How to Prevent Heel Pain

Taking proactive steps can help protect the health of your feet and reduce your risk of experiencing heel pain. Here are some tips for maintaining pain-free heels:

  • Proper footwear: Wear well-fitting, supportive shoes with good cushioning and shock-absorbent soles

  • Manage obesity: Excess weight puts extra pressure on your feet and heels, so maintaining your weight through a balanced diet and regular exercise can lower your risk of heel pain

  • Warm-up and cool down: Incorporate gentle stretches before and after your workouts to limit injury during exercise

  • Listen to your body: Increase the intensity of exercise gradually, don't push yourself too hard while working out, and take rest days to allow your body a chance to repair and recover

Living with Heel Pain

While heel pain often resolves with rest and proper treatment, chronic heel pain that persists for months or longer can make daily life challenging.

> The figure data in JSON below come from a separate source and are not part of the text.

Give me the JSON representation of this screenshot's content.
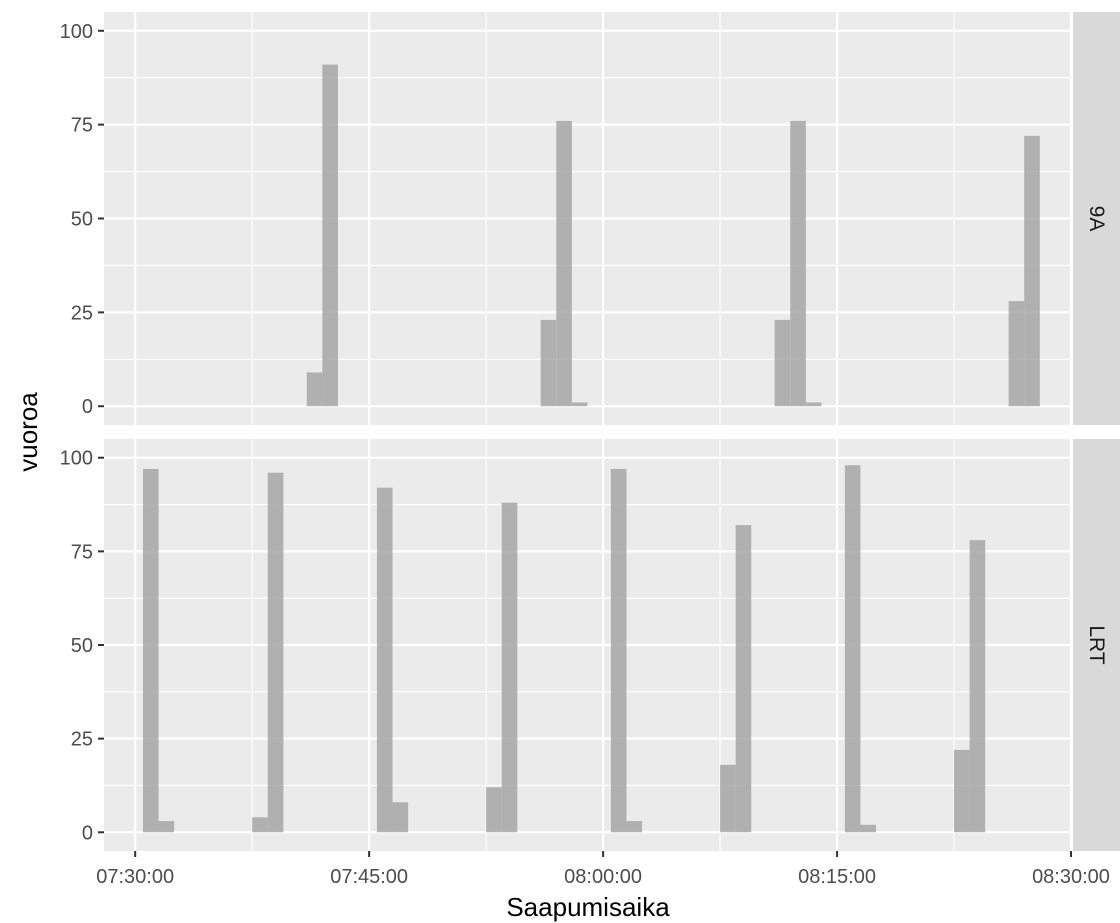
{
  "chart_data": {
    "type": "bar",
    "xlabel": "Saapumisaika",
    "ylabel": "vuoroa",
    "x_ticks": [
      "07:30:00",
      "07:45:00",
      "08:00:00",
      "08:15:00",
      "08:30:00"
    ],
    "x_tick_minutes": [
      0,
      15,
      30,
      45,
      60
    ],
    "xlim_minutes": [
      -2,
      60
    ],
    "ylim": [
      -5,
      105
    ],
    "y_ticks": [
      0,
      25,
      50,
      75,
      100
    ],
    "bin_width_minutes": 1,
    "grid": true,
    "facets": [
      {
        "label": "9A",
        "bins": [
          {
            "start": "07:41:00",
            "start_minute": 11,
            "count": 9
          },
          {
            "start": "07:42:00",
            "start_minute": 12,
            "count": 91
          },
          {
            "start": "07:56:00",
            "start_minute": 26,
            "count": 23
          },
          {
            "start": "07:57:00",
            "start_minute": 27,
            "count": 76
          },
          {
            "start": "07:58:00",
            "start_minute": 28,
            "count": 1
          },
          {
            "start": "08:11:00",
            "start_minute": 41,
            "count": 23
          },
          {
            "start": "08:12:00",
            "start_minute": 42,
            "count": 76
          },
          {
            "start": "08:13:00",
            "start_minute": 43,
            "count": 1
          },
          {
            "start": "08:26:00",
            "start_minute": 56,
            "count": 28
          },
          {
            "start": "08:27:00",
            "start_minute": 57,
            "count": 72
          }
        ]
      },
      {
        "label": "LRT",
        "bins": [
          {
            "start": "07:30:30",
            "start_minute": 0.5,
            "count": 97
          },
          {
            "start": "07:31:30",
            "start_minute": 1.5,
            "count": 3
          },
          {
            "start": "07:37:30",
            "start_minute": 7.5,
            "count": 4
          },
          {
            "start": "07:38:30",
            "start_minute": 8.5,
            "count": 96
          },
          {
            "start": "07:45:30",
            "start_minute": 15.5,
            "count": 92
          },
          {
            "start": "07:46:30",
            "start_minute": 16.5,
            "count": 8
          },
          {
            "start": "07:52:30",
            "start_minute": 22.5,
            "count": 12
          },
          {
            "start": "07:53:30",
            "start_minute": 23.5,
            "count": 88
          },
          {
            "start": "08:00:30",
            "start_minute": 30.5,
            "count": 97
          },
          {
            "start": "08:01:30",
            "start_minute": 31.5,
            "count": 3
          },
          {
            "start": "08:07:30",
            "start_minute": 37.5,
            "count": 18
          },
          {
            "start": "08:08:30",
            "start_minute": 38.5,
            "count": 82
          },
          {
            "start": "08:15:30",
            "start_minute": 45.5,
            "count": 98
          },
          {
            "start": "08:16:30",
            "start_minute": 46.5,
            "count": 2
          },
          {
            "start": "08:22:30",
            "start_minute": 52.5,
            "count": 22
          },
          {
            "start": "08:23:30",
            "start_minute": 53.5,
            "count": 78
          }
        ]
      }
    ]
  }
}
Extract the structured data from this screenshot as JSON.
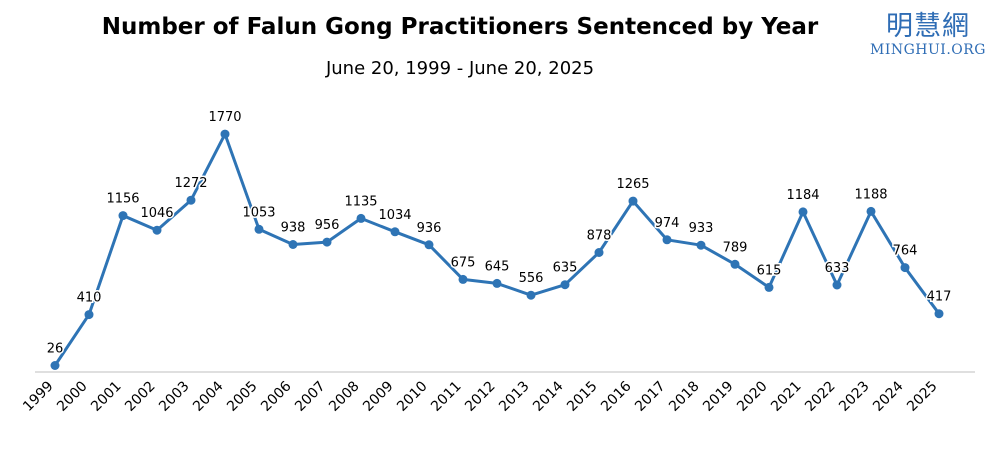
{
  "logo": {
    "cjk": "明慧網",
    "latin": "MINGHUI.ORG"
  },
  "colors": {
    "line": "#2e74b5",
    "accent": "#2f6db5",
    "axis": "#bfbfbf"
  },
  "chart_data": {
    "type": "line",
    "title": "Number of Falun Gong Practitioners Sentenced by Year",
    "subtitle": "June 20, 1999 - June 20, 2025",
    "xlabel": "",
    "ylabel": "",
    "categories": [
      "1999",
      "2000",
      "2001",
      "2002",
      "2003",
      "2004",
      "2005",
      "2006",
      "2007",
      "2008",
      "2009",
      "2010",
      "2011",
      "2012",
      "2013",
      "2014",
      "2015",
      "2016",
      "2017",
      "2018",
      "2019",
      "2020",
      "2021",
      "2022",
      "2023",
      "2024",
      "2025"
    ],
    "values": [
      26,
      410,
      1156,
      1046,
      1272,
      1770,
      1053,
      938,
      956,
      1135,
      1034,
      936,
      675,
      645,
      556,
      635,
      878,
      1265,
      974,
      933,
      789,
      615,
      1184,
      633,
      1188,
      764,
      417
    ],
    "ylim": [
      0,
      2000
    ],
    "grid": false,
    "legend": "none"
  }
}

Here are some strategies for managing chronic pain:

  • Follow your treatment plan: Adhering to your healthcare provider's recommendations for self-care measures, medication, physical therapy, and lifestyle changes can help manage heel pain and lower the risk of complications

  • Try various pain management techniques: Experiment with different pain management and relaxation techniques, such as meditation, breathing exercises, or visualization techniques

  • Maintain activity level: Try low-impact activities like swimming, cycling, or stretching to help maintain fitness and avoid stiffness while minimizing heel pain

  • Prioritize rest and recovery: Listen to your body and take rest breaks during the day when you need them

  • Stretch: Make daily foot and ankle stretching a part of your daily routine to help prevent pain from worsening and improve your range of motion

A Quick Review

If you have heel pain, early intervention is key. Contact a healthcare provider for heel pain that is persistent, severe, or worsening. Treatment options, like rest, ice therapy, physical therapy, and medications, can help reduce pain and improve your quality of life. If you're living with chronic heel pain, following your treatment plan and prioritizing your foot health can help you stay comfortable and active.